Chaotic Exploration is the first and most energetic phase of an EventStorming workshop. The goal is to get all domain events out of people's heads and onto the wall as fast as possible — without filtering, ordering, or debating.

Setup

  • A long wall covered with butcher paper (or a wide whiteboard)
  • Orange sticky notes (for domain events)
  • Markers for every participant
  • No laptops, no chairs — everyone stands

The Facilitator's Prompt

"Write down everything that happens in the system — one event per sticky note, past tense. Don't worry about order. Don't discuss. Just write and stick."

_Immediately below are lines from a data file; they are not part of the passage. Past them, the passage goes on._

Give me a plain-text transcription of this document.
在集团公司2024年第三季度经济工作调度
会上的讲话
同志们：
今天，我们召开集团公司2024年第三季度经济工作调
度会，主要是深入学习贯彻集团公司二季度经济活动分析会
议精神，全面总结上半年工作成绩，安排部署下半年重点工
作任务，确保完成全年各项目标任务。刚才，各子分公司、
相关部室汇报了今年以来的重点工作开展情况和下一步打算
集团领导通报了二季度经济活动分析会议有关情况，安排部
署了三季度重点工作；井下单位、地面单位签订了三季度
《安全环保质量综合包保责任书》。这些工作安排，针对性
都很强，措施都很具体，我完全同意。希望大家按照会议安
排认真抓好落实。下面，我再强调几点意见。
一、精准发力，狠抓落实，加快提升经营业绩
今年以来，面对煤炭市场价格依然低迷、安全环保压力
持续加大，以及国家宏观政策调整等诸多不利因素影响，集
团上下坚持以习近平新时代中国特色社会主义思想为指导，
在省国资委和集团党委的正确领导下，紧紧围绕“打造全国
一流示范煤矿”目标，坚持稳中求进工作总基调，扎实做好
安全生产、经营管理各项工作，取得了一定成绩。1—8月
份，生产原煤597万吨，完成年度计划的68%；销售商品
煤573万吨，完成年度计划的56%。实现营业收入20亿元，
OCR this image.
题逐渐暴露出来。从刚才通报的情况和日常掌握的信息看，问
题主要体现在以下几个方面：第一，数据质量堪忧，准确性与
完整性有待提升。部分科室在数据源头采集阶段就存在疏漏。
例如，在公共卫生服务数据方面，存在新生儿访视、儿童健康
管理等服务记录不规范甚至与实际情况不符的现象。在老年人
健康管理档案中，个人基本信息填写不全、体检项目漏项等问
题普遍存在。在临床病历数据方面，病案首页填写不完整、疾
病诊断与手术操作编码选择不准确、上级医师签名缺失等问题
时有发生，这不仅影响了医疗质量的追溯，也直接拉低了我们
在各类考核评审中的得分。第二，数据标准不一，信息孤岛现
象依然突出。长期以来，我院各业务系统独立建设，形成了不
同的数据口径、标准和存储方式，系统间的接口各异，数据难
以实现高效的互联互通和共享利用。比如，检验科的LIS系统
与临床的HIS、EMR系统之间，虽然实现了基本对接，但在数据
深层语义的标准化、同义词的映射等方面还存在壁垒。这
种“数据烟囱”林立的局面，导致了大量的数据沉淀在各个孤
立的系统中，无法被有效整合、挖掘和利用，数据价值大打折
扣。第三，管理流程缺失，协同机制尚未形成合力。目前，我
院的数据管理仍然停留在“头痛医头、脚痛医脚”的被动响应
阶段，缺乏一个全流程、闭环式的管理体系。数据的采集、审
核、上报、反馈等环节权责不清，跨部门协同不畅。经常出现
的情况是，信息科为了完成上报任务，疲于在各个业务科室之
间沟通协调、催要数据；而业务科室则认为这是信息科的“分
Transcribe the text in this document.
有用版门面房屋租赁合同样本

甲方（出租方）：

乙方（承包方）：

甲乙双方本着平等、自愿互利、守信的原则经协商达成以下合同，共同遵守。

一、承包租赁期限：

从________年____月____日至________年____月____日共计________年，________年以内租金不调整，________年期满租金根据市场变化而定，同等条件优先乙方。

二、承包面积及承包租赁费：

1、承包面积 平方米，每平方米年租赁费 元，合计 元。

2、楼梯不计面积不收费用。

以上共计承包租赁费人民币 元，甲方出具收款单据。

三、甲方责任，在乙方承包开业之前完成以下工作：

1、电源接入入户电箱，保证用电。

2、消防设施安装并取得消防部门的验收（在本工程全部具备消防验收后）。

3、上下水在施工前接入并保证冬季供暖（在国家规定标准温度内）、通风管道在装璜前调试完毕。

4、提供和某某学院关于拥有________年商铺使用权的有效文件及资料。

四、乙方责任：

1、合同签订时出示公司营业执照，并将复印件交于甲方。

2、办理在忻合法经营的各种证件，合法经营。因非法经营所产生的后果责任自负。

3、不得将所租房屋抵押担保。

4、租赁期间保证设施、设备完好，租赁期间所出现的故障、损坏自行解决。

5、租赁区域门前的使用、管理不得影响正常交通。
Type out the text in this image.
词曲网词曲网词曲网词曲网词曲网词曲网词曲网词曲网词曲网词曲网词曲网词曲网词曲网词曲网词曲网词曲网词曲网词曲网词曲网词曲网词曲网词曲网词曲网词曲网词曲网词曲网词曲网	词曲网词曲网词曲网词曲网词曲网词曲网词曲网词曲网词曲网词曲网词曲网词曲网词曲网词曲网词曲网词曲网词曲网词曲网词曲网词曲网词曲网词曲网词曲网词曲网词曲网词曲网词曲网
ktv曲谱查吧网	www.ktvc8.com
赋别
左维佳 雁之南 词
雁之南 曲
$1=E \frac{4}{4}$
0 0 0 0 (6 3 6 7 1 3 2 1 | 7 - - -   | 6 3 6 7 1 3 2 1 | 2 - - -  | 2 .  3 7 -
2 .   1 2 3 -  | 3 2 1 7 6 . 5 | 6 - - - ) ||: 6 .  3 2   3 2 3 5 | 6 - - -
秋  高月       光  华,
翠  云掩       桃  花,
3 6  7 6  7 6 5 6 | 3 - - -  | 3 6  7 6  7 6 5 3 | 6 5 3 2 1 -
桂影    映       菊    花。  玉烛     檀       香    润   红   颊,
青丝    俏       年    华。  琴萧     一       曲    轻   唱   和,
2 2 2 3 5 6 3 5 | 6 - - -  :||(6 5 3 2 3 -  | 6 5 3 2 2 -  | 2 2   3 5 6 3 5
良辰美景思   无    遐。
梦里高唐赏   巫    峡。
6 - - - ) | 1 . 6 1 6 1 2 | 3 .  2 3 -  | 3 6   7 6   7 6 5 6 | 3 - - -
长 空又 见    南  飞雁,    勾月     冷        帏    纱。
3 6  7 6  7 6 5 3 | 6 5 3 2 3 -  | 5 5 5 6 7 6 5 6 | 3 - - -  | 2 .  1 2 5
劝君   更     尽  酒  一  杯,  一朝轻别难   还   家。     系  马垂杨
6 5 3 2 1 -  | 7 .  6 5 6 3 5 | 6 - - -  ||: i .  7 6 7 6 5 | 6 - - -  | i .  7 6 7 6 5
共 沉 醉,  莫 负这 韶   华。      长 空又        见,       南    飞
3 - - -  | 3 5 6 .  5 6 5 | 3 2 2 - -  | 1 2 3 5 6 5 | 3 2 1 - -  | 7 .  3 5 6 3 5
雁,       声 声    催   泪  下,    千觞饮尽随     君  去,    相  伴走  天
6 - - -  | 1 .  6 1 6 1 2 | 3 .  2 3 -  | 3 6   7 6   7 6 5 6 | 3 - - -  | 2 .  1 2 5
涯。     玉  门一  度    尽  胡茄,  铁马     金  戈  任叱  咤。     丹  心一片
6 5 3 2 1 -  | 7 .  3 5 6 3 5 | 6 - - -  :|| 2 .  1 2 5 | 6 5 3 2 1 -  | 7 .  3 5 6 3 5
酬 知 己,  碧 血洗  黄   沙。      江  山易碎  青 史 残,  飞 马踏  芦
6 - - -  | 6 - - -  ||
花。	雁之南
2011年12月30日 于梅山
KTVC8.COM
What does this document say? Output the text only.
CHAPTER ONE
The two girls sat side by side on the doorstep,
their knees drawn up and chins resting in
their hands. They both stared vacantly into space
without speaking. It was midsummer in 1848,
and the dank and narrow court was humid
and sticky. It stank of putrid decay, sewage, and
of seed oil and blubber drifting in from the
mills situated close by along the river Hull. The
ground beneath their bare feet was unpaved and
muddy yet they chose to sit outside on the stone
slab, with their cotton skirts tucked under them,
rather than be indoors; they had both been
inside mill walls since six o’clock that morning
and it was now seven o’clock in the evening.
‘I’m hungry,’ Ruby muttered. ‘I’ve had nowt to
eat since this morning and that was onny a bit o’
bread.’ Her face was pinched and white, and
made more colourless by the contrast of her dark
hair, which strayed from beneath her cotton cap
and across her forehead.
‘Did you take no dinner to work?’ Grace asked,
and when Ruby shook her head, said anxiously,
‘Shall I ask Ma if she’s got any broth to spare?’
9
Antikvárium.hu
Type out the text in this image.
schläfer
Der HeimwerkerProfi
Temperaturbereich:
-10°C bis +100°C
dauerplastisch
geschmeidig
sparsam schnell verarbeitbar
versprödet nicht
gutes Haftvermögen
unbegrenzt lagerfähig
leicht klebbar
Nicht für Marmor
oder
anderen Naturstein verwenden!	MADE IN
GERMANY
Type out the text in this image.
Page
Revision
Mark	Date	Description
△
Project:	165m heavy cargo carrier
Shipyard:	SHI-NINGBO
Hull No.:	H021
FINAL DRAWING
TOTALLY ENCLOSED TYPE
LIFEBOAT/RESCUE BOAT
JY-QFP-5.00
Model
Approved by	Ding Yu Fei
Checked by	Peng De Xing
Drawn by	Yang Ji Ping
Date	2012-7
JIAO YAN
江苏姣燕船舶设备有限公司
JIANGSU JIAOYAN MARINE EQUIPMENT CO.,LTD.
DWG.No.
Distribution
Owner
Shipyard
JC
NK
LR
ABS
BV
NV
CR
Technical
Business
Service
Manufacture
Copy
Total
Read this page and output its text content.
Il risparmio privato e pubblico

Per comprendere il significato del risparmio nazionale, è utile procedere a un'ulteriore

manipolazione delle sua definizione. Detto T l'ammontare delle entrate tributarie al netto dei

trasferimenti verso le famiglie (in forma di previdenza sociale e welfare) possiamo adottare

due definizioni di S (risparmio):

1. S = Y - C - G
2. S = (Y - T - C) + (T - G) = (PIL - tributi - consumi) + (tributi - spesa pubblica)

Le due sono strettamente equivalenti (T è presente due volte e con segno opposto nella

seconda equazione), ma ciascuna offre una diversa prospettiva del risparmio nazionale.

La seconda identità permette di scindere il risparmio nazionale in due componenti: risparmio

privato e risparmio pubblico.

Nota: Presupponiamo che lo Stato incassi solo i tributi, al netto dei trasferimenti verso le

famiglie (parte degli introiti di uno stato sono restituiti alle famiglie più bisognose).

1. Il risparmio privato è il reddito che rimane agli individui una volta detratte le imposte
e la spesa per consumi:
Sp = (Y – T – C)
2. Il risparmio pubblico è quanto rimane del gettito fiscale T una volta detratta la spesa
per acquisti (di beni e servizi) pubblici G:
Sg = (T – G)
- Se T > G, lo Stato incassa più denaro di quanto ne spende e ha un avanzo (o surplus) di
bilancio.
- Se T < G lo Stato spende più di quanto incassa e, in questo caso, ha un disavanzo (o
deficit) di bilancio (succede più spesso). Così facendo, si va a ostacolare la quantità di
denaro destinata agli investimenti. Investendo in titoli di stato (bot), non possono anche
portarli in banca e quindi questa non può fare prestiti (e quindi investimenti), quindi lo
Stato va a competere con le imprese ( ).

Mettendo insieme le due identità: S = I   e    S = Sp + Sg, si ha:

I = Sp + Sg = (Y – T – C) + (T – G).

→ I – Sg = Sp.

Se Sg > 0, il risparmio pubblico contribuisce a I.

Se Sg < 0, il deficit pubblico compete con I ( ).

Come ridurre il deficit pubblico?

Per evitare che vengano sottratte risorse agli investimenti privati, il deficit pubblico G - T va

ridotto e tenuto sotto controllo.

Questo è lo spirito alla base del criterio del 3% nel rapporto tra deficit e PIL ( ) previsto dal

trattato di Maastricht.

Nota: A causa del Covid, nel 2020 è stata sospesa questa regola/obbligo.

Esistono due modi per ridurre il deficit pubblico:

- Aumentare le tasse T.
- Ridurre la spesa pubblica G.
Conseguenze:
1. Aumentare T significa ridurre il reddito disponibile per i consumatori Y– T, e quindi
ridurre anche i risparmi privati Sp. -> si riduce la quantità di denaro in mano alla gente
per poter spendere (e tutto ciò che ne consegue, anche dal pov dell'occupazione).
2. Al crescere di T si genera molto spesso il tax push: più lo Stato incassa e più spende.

Example: Online Food Delivery Platform

Within the first 10–15 minutes, the wall might look something like this (completely unordered, duplicates allowed):

┌─────────────────────────────────────────────────────────────────────────────┐
│                                                                             │
│  [Order Placed]    [Payment Failed]     [Rider Assigned]   [Menu Updated]   │
│                                                                             │
│  [Restaurant       [Delivery           [Customer          [Coupon           │
│   Accepted Order]   Completed]          Registered]        Applied]         │
│                                                                             │
│  [Order Placed]    [Refund Issued]      [Rating           [Restaurant       │
│   (duplicate!)                           Submitted]        Onboarded]       │
│                                                                             │
│  [Order            [Payment             [Rider Location   [Customer         │
│   Cancelled]        Received]            Updated]          Banned]          │
│                                                                             │
│  [Delivery         [Promo Campaign      [Support Ticket   [Menu Item        │
│   Started]          Launched]            Opened]           Sold Out]        │
│                                                                             │
│  [ETA              [Restaurant          [Order Ready      [Rider Went       │
│   Recalculated]     Suspended]           for Pickup]       Offline]         │
│                                                                             │
└─────────────────────────────────────────────────────────────────────────────┘

Key Characteristics of This Phase

Trait Why it matters
Duplicates are welcome Two people writing "Order Placed" reveals shared understanding — or hidden differences in meaning
No ordering yet Sorting comes later; premature ordering kills creativity
No debates If someone disagrees, they write their own sticky — discussion happens in the next phase
Past tense only Events are facts that happened: "Order Placed", not "Place Order"
Hot spots emerge naturally Clusters of stickies around payments or delivery signal complex subdomains

What "Chaotic" Looks Like in Practice

  1. A developer writes: Payment Gateway Timeout Occurred, Retry Attempted
  2. A product manager writes: Customer Complained, Promo Campaign Launched
  3. A domain expert (ops) writes: Rider Went Offline, Manual Order Reassigned
  4. A support person writes: Chargeback Received, Account Flagged for Fraud

Everyone contributes from their own perspective. The wall fills up fast — 50 to 200+ stickies in 15 minutes is normal.

What Happens Next

After the chaos dies down (energy drops, people slow down), the facilitator moves to Timeline Enforcement — the group starts arranging events left-to-right in rough chronological order, merging duplicates, and surfacing the first disagreements ("Wait, does payment happen before or after the restaurant accepts?"). That's where the real learning begins.

The value of the chaotic phase is that it lowers the barrier to participation and surfaces the unexpected — the events nobody planned to talk about but that reveal the true complexity of the domain.